3.3. Crystallography

Colorless block-shaped crystals of the title compound were obtained with slow evaporation from a hot acetone/acetonitrile solution. A suitable single crystal (dimensions 0.20 × 0.20 × 0.10 mm³) was mounted on a nylon loop using an oil-based cryoprotectant (Paratone ^® N). Diffraction data were collected at 290 K on a Bruker D8 Venture diffractometer equipped with an IµS micro-focus sealed Mo X-ray source (λ = 071073 Å) and PHOTON II CPAD detector.
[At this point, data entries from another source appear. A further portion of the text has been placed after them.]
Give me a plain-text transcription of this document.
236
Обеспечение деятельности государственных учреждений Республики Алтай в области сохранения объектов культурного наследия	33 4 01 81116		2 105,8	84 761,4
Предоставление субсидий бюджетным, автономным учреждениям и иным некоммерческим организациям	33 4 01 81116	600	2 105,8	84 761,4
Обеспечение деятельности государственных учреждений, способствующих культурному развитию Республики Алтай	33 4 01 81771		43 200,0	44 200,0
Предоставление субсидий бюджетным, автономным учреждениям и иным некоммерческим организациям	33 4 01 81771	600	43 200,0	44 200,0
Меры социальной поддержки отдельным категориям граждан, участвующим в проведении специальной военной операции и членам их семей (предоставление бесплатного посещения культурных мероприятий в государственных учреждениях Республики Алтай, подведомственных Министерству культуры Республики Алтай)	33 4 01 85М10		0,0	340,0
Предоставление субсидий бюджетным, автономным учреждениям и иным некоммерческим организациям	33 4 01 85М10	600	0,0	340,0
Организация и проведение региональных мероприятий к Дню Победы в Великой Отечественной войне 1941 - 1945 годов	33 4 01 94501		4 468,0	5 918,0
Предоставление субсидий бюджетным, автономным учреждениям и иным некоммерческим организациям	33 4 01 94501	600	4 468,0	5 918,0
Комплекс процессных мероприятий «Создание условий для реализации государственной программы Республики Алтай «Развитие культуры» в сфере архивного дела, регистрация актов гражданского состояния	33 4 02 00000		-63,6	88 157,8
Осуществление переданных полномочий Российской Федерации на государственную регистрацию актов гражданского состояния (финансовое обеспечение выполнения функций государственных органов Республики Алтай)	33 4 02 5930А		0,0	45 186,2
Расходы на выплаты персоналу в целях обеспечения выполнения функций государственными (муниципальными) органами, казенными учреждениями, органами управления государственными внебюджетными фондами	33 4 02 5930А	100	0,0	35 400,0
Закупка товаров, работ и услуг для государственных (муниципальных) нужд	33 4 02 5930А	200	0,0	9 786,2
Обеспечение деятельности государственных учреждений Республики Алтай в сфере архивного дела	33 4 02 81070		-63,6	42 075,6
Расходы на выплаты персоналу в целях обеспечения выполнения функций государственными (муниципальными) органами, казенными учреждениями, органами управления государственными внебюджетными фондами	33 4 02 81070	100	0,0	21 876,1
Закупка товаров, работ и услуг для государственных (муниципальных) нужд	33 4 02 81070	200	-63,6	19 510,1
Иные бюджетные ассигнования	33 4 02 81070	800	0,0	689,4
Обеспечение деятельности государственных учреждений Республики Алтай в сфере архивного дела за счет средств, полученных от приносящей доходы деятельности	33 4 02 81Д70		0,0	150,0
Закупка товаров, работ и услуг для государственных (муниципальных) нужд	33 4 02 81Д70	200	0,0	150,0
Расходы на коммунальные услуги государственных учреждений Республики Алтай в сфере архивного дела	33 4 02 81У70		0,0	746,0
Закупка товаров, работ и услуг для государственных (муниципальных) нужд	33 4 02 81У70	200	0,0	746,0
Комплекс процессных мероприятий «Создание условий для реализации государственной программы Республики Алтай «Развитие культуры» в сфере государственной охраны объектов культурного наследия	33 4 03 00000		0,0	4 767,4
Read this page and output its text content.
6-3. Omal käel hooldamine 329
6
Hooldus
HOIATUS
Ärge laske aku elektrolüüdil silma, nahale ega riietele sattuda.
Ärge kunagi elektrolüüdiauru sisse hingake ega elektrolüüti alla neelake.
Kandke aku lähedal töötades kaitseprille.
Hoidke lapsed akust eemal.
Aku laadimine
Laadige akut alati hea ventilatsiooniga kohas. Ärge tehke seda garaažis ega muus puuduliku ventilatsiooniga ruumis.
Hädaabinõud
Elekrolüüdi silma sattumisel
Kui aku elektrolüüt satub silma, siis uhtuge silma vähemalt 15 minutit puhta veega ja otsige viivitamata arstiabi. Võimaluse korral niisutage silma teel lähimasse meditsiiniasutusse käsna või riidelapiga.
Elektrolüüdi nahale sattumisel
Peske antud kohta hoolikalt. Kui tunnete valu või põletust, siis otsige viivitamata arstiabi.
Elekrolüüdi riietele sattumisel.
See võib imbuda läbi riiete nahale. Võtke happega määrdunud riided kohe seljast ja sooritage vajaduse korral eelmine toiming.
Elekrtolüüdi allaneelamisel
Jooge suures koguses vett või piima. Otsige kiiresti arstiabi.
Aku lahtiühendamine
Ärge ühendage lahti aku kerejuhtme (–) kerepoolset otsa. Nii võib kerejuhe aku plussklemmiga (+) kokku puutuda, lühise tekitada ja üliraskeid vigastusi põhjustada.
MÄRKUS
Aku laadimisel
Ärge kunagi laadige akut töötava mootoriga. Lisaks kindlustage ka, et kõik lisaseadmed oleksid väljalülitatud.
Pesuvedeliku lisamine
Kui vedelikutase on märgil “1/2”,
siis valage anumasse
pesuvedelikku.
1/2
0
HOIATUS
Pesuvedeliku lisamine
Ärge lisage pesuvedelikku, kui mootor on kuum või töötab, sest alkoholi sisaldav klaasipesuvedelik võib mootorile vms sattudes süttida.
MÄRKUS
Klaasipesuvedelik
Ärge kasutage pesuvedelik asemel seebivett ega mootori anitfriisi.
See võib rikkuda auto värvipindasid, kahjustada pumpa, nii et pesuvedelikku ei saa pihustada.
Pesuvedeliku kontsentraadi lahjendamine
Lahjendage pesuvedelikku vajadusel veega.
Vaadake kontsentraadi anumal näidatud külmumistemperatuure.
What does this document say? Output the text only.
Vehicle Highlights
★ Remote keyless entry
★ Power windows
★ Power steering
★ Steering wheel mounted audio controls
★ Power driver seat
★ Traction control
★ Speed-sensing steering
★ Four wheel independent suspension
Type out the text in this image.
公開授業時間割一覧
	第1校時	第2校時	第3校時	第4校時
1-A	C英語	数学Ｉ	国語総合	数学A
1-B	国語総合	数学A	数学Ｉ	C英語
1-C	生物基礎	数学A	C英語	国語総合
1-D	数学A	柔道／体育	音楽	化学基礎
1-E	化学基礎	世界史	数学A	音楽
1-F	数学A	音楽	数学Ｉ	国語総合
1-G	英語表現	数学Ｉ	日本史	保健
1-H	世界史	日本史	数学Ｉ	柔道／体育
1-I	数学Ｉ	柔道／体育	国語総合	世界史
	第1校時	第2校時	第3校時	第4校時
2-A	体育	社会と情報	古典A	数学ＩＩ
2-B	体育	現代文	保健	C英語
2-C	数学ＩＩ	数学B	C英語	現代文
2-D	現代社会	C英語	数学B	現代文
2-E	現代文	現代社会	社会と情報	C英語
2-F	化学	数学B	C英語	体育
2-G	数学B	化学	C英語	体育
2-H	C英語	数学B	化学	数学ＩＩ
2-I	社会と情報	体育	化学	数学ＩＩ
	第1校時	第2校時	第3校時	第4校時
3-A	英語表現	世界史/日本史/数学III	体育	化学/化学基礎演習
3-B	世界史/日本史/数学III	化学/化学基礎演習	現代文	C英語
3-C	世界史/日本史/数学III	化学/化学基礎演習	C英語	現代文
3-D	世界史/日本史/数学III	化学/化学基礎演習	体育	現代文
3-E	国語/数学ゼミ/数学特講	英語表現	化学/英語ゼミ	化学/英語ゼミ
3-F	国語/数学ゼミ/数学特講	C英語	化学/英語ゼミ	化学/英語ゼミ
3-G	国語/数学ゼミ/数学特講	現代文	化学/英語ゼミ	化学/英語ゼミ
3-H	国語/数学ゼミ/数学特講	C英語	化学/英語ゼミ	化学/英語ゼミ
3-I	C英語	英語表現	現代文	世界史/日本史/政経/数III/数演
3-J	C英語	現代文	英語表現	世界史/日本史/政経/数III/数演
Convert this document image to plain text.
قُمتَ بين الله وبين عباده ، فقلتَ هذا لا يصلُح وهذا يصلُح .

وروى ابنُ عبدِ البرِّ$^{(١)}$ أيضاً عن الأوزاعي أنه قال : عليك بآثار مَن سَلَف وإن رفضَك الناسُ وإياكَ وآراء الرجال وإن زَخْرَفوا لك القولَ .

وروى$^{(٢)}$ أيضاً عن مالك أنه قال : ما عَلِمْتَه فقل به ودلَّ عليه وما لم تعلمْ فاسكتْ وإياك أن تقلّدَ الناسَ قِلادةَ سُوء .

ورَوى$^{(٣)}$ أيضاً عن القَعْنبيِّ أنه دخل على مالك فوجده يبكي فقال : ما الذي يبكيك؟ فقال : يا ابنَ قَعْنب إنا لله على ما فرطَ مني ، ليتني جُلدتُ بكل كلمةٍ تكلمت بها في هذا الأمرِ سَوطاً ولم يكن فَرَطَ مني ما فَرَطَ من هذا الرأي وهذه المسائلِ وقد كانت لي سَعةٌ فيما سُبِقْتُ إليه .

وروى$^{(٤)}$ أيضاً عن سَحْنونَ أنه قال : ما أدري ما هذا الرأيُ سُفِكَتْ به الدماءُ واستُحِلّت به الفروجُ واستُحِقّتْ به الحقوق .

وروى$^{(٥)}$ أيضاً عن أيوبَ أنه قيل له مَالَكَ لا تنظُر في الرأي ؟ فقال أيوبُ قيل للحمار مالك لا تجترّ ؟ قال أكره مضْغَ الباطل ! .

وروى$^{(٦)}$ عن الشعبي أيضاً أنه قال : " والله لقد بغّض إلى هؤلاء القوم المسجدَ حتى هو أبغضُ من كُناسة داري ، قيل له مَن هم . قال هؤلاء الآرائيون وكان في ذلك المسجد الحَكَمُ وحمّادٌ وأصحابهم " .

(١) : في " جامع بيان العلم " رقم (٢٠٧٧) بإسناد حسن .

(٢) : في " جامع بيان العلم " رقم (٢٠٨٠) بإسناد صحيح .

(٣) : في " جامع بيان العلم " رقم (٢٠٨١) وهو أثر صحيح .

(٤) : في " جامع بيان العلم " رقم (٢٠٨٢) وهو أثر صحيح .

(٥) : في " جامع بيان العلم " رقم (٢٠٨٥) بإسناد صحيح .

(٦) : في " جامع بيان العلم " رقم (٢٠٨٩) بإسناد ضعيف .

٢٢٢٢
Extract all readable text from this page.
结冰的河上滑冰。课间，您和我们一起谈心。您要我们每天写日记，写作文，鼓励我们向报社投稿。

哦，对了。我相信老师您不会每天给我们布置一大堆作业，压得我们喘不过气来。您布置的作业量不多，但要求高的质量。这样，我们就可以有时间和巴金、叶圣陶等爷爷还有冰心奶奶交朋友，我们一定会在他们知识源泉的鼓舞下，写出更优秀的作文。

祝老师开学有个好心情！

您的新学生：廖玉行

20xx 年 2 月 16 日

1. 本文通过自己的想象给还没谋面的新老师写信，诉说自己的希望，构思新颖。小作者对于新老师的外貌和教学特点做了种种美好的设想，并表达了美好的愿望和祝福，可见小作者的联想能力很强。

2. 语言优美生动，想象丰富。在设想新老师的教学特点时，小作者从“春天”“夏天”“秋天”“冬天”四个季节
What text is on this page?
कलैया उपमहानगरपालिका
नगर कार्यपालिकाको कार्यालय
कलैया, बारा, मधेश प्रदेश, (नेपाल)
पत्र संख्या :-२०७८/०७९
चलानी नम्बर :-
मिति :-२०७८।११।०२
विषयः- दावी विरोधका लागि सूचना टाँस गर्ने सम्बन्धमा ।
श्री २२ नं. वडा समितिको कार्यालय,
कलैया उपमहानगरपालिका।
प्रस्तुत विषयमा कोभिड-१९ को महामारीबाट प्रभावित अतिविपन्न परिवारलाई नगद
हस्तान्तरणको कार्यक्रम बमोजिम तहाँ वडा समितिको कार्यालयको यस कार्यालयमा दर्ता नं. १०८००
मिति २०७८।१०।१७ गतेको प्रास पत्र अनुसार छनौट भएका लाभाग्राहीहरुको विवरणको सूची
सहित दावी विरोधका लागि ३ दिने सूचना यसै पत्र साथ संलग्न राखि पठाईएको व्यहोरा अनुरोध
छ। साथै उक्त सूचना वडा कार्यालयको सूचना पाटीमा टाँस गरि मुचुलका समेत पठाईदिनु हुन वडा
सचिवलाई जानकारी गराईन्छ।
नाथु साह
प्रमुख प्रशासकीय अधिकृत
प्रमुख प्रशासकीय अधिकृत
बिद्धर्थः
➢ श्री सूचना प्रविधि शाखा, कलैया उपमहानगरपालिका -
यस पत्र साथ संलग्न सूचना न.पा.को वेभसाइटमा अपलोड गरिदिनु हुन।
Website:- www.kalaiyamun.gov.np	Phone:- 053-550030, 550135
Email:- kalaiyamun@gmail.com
Data reduction was performed with Bruker SAINT ver. 8.40B [38] software and a multi-scan absorption correction was performed with SADABS ver. 2016/2 [38] software, both included in the APEX4 [39] graphical interface. The structure was solved with the intrinsic phasing method (ShelxT ver. 2018/2 [40]), and the model was refined with the full-matrix least-squares method on F² (ShelxL ver. 2019/1 [41]) integrated with Olex2 ver. 1.5 [42] graphical interface. All non-hydrogen atoms were located from electron density maps and were refined anisotropically. Hydrogen atoms were placed on calculated positions and refined using the riding model: Ueq = 1.2 for C-H_aromatic = 0.93 Å and C-H_methylenic = 0.97 Å and U_eq = 1.5 for C-H_methyl = 0.96 Å. ORTEP-3 ver. 2020.1 software [37] was used to depict the molecules in the asymmetric unit (ASU). CCDC Mercury ver. 4.0 [43] was used for the illustration of the three-dimensional packing of the molecules. The most important data collection and crystallographic refinement parameters are given in Table S1. Bond lengths and bond angles for the crystal structure of the title compound are given in Tables S2 and S3. Complete crystallographic data for the reported structure were deposited in the CIF format with the Cambridge Crystallographic Data Centre as 2322651 (30 December 2023). These data can be obtained free of charge via http://www.ccdc.cam.ac.uk/conts/retrieving.html, or from the CCDC, 12 Union Road, Cambridge CB2 1EZ, UK; Fax: +441223336033; E-mail: [email protected].

4. Conclusions

The title compound 1-(2-(3,5-di-tert-butyl-4-hydroxyphenyl)-2-oxoethyl) quinolin-1-ium bromide was obtained in good yield by a facile one-pot, one-step quaternization reaction between quinoline and an α-bromo ketone resulting in a colorless precipitate. The product was purified with hot recrystallization from an acetone/acetonitrile solution and characterized using powder and single-crystal XRD, NMR, DSC, FT-IR, and HRMS analyses. The single-crystal XRD analysis revealed that the compound crystallizes in the triclinic P-1 space group with acetonitrile molecule trapped in the crystal structure (crystal solvate). The crystal structure of the title compound is stabilized by halogen bonding interactions of the O–H…Br type.